Fall Color at Stanford University

Working at the Stanford Center for Professional Development

For seven years from 2007-2014, I worked fulltime at the Stanford Center for Professional Development (SCPD) at Stanford University. I started as a temp worker, coding html pages for their planned new, main website. After several years as a contractor heavily involved in SCPD’s web operations, I accepted their offer of a fixed term appointment as a Web Developer and Photographer, which was extended three times.

SCPD provides Stanford graduate engineering courses and professional development programs to working engineers, primarily over the internet. SCPD’s websites are crucial to their mission. I maintained the main SCPD site, many mini-sites dedicated to special programs, and hundreds of landing pages.

Making a Positive First Impression

The first impression that people have of an organization is often made through their web sites. Expectations are high for visitors to SCPD sites, typically very smart engineers hoping to improve their careers through Stanford engineering education; I took ownership of meeting those expectations and making a positive first impression.

New Main Site, Mini-Sites, and Landing Pages

SCPD brought me in to help code their new, main site in 2007. The initial design, based on screen renderings produced by a print designer, proved inadequate when coded and tested. SCPD eventually connected with Kapow, a professional design firm with many outstanding sites to their credit. Kapow’s process included a thorough needs assessment, user testing of designs, and delivery of working pages in a variety of layouts. Using their designs, I coded many pages for the new site, culminating in a launch in 2008 with much fanfare. The new site was a huge improvement over the previous, both functionally and aesthetically, and a rallying point for SCPD after a massive development effort involving nearly everyone in the organization.

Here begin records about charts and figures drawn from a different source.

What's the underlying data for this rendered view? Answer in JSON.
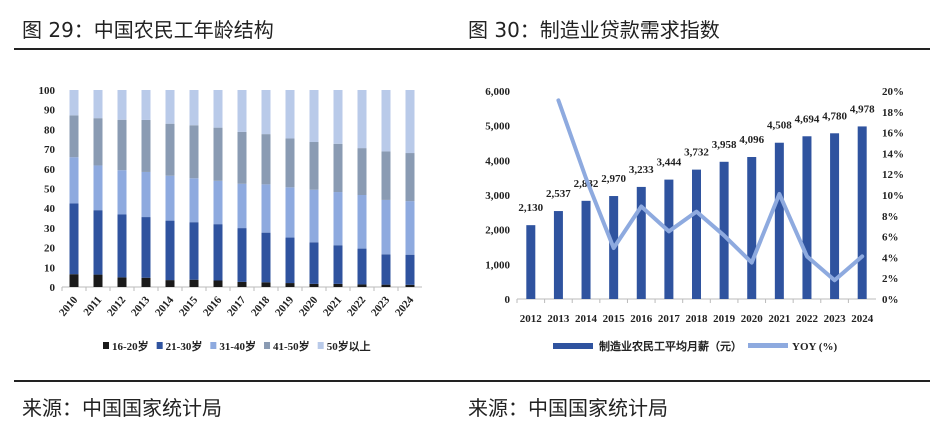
{
  "left": {
    "title": "图 29：中国农民工年龄结构",
    "source": "来源：中国国家统计局"
  },
  "right": {
    "title": "图 30：制造业贷款需求指数",
    "source": "来源：中国国家统计局"
  },
  "chart_data": [
    {
      "type": "bar",
      "stacked": true,
      "categories": [
        "2010",
        "2011",
        "2012",
        "2013",
        "2014",
        "2015",
        "2016",
        "2017",
        "2018",
        "2019",
        "2020",
        "2021",
        "2022",
        "2023",
        "2024"
      ],
      "ylim": [
        0,
        100
      ],
      "yticks": [
        0,
        10,
        20,
        30,
        40,
        50,
        60,
        70,
        80,
        90,
        100
      ],
      "legend_position": "bottom",
      "grid": false,
      "series": [
        {
          "name": "16-20岁",
          "color": "#1a1a1a",
          "values": [
            6.5,
            6.3,
            4.9,
            4.7,
            3.5,
            3.7,
            3.3,
            2.6,
            2.4,
            2.0,
            1.6,
            1.6,
            1.3,
            1.2,
            1.1
          ]
        },
        {
          "name": "21-30岁",
          "color": "#2f539f",
          "values": [
            35.9,
            32.7,
            31.9,
            30.8,
            30.2,
            29.2,
            28.6,
            27.3,
            25.2,
            23.1,
            21.1,
            19.6,
            18.2,
            15.4,
            15.3
          ]
        },
        {
          "name": "31-40岁",
          "color": "#8eaadf",
          "values": [
            23.5,
            22.7,
            22.5,
            22.9,
            22.8,
            22.3,
            22.0,
            22.5,
            24.5,
            25.5,
            26.7,
            27.0,
            27.2,
            27.6,
            27.2
          ]
        },
        {
          "name": "41-50岁",
          "color": "#8a9bb3",
          "values": [
            21.2,
            24.0,
            25.6,
            26.4,
            26.4,
            26.9,
            27.0,
            26.3,
            25.5,
            24.8,
            24.2,
            24.5,
            23.8,
            24.6,
            24.4
          ]
        },
        {
          "name": "50岁以上",
          "color": "#b9cae9",
          "values": [
            12.9,
            14.3,
            15.1,
            15.2,
            17.1,
            17.9,
            19.1,
            21.3,
            22.4,
            24.6,
            26.4,
            27.3,
            29.5,
            31.2,
            32.0
          ]
        }
      ]
    },
    {
      "type": "bar+line",
      "categories": [
        "2012",
        "2013",
        "2014",
        "2015",
        "2016",
        "2017",
        "2018",
        "2019",
        "2020",
        "2021",
        "2022",
        "2023",
        "2024"
      ],
      "ylim": [
        0,
        6000
      ],
      "yticks": [
        "0",
        "1,000",
        "2,000",
        "3,000",
        "4,000",
        "5,000",
        "6,000"
      ],
      "y2lim": [
        0,
        20
      ],
      "y2ticks": [
        "0%",
        "2%",
        "4%",
        "6%",
        "8%",
        "10%",
        "12%",
        "14%",
        "16%",
        "18%",
        "20%"
      ],
      "legend_position": "bottom",
      "grid": false,
      "series": [
        {
          "name": "制造业农民工平均月薪（元）",
          "type": "bar",
          "axis": "left",
          "color": "#2f539f",
          "values": [
            2130,
            2537,
            2832,
            2970,
            3233,
            3444,
            3732,
            3958,
            4096,
            4508,
            4694,
            4780,
            4978
          ],
          "labels": [
            "2,130",
            "2,537",
            "2,832",
            "2,970",
            "3,233",
            "3,444",
            "3,732",
            "3,958",
            "4,096",
            "4,508",
            "4,694",
            "4,780",
            "4,978"
          ]
        },
        {
          "name": "YOY (%)",
          "type": "line",
          "axis": "right",
          "color": "#8eaadf",
          "values": [
            null,
            19.1,
            11.6,
            4.9,
            8.9,
            6.5,
            8.4,
            6.1,
            3.5,
            10.1,
            4.1,
            1.8,
            4.1
          ]
        }
      ]
    }
  ]
}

Additional Kapow designs of mini-sites and landing pages followed—they started with existing versions that I had created earlier. Once Kapow handed over a finished design, I coded the final mini-site or landing page, tweaked it as needed to work on SCPD servers, and maintained it over the long term.

Website Maintenance

SCPD offers many programs over the course of each year, so sites were continually updated. To manage the steady volume of update requests from program managers and others, we used an online web request program. This enabled us to prioritize, queue, and handle requests in reasonable fashion.

Under the pressure to implement requests quickly, quality can take a back seat. Throughout all updates, I preserved the integrity of the original designs, using existing layouts and style sheets as much as possible. When new designs were needed to accommodate changes such as new layouts, I worked carefully to extend the existing design to preserve the original look and feel.

Modern websites are incredibly complex, and it can be a challenge to keep them looking fresh, and working as they should, over the long term. With several people maintaining the sites, some inexperienced and operating in uncoordinated fashion, it was not unusual for a seemingly simple update, typically to a style sheet or JavaScript code, to have unexpected side effects elsewhere on the site. In the worst cases, layouts were broken, or crucial operating features were disabled, on pages the developer might never imagine would be affected, so never thought to check. I was vigilant in testing pages regularly throughout each site, in various browsers, to proactively catch and correct such problems, which could easily go undetected and proliferate.

At SCPD, decisions on websites were made collaboratively which typically required several iterations where multiple designs were considered and tweaked. I am accustomed to being part of a team, and taking a lead role in collaborations when necessary.

I produced many photographs appearing on the sites, often of the picturesque Stanford campus, see samples at https://gerardlum.smugmug.com/Stanford.

Samples

Screen shots of some representative sites maintained, or created and maintained, by me appear below. I would have provided links, but the actual sites are no longer live.

Samples: SCPD Main Website

On the SCPD main website, I maintained the pages which describe the many services provided by SCPD, the complex admission procedures, profiles of engineers who have completed SCPD programs, and more. (Pages related to course registration, provided by Destiny Solutions, were maintained by others.)

The main site, designed in collaboration with the professional design firm Kapow, was typical of the time of its launch in 2008—information-heavy using small type, included Flash, and designed with a fixed width for viewing on desktop monitors. The site had dozens of pages, accessed through a complex menu. Detailed styling was achieved with very complex style sheets. (In 2008, this was state-of-the-art. Over the next few years, with the advent of tablets and smartphones, web design changed dramatically with the emergence of mobile-first strategies and responsive designs.)

Following are two representative screenshots:

SCPD stayed with this version of the main site for nearly six years until July 2014, when it was replaced with a new, responsive, Drupal version.

Samples: SCPD Mini-sites, Responsive

Mini-sites are smaller websites dedicated to a single program offered by SCPD. Kapow designed a responsive mini-site for the Innovation and Entrepreneurship Certificate in early 2013; I extended the original design to other similar programs, standardizing the look and feel, and simplifying maintenance. In all cases, we were careful to incorporate the Stanford branding specified by the Stanford Identity Toolkit.

Following are screenshots of three such mini-sites (desktop view):

The actual mini-sites I created and maintained were later incorporated into sections of a larger, Stanford Online website, after my time at SCPD.